Impact of Crack Inclination Angle on the Splitting Failure and Energy Analysis of Fine-Grained Sandstone

Abstract

To investigate the impact of crack inclination angle on the tensile strength and characteristics of splitting failure in rock, split tests were conducted on fine-grained sandstone with pre-existing cracks under different crack inclination angle conditions. Acoustic emission and digital image techniques were continuously monitored during the tests. The evolution of absorbed energy during the loading and failure processes was calculated and discussed, aiming to elucidate the interconnections among the maximum absorbed energy, the pre-existing crack inclination angle, the tensile strength, and the acoustic emission energy of the rock, which can provide a reference for the design and construction of tunnels or mines in rock formations with pre-existing cracks.
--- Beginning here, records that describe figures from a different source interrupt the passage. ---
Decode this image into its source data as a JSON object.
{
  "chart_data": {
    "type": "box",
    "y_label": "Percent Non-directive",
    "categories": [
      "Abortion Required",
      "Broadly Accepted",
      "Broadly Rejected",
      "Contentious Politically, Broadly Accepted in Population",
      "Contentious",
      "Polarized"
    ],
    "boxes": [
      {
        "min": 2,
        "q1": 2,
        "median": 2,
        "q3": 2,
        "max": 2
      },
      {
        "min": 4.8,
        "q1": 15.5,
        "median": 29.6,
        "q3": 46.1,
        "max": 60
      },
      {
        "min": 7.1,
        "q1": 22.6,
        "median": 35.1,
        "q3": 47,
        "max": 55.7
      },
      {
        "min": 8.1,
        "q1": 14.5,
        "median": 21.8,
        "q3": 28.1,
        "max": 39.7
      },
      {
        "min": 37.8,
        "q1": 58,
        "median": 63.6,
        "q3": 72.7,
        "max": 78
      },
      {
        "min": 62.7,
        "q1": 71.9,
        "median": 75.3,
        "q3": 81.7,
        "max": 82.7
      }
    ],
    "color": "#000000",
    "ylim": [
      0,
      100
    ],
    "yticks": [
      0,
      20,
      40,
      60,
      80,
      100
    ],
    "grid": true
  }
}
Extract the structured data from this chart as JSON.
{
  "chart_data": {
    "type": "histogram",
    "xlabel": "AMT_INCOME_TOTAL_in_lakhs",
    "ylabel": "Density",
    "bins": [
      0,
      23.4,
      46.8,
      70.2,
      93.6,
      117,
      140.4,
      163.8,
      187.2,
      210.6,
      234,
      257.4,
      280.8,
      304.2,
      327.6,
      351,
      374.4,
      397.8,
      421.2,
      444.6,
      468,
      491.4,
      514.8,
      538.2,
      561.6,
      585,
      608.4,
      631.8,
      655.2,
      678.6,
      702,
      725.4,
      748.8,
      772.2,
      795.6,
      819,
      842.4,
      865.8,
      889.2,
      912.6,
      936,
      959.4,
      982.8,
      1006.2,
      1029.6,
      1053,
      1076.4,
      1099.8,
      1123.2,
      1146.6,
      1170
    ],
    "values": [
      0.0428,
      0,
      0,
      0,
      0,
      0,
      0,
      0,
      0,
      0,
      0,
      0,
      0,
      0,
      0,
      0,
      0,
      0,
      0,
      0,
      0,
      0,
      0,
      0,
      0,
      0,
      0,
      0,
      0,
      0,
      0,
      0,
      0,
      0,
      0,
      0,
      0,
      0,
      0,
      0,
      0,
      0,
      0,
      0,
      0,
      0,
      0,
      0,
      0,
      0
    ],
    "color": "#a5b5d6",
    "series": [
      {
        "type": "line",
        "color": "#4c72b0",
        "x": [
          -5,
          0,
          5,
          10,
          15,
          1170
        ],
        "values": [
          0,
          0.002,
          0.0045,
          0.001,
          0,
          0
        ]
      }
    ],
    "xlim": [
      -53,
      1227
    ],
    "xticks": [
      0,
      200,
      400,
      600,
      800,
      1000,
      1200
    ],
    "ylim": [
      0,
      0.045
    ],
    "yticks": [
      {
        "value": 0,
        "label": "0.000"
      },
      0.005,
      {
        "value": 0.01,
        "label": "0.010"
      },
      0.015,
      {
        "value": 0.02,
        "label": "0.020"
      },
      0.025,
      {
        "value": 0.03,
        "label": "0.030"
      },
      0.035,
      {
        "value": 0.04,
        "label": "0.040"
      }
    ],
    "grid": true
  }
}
The experimental findings indicate the following: (1) The tensile strength and failure displacement decrease first and then increase with the increase in the pre-existing crack inclination angle, demonstrating an approximate “V”-shaped alteration. (2) The failure modes of specimens with pre-existing cracks can be classified into three types: tensile failure along the center of the disk, tensile failure along the tip of the pre-existing crack, and tensile–shear composite failure along the tip of the pre-existing crack. (3) The crack inclination angle exerts a substantial influence on the evolution curve of energy absorption. The maximum energy absorption of the specimens first increases and then decreases with the increase in the crack inclination angle. Moreover, a corresponding nonlinear relationship is observed between the maximum energy absorption and the tensile strength, as well as the AE energy.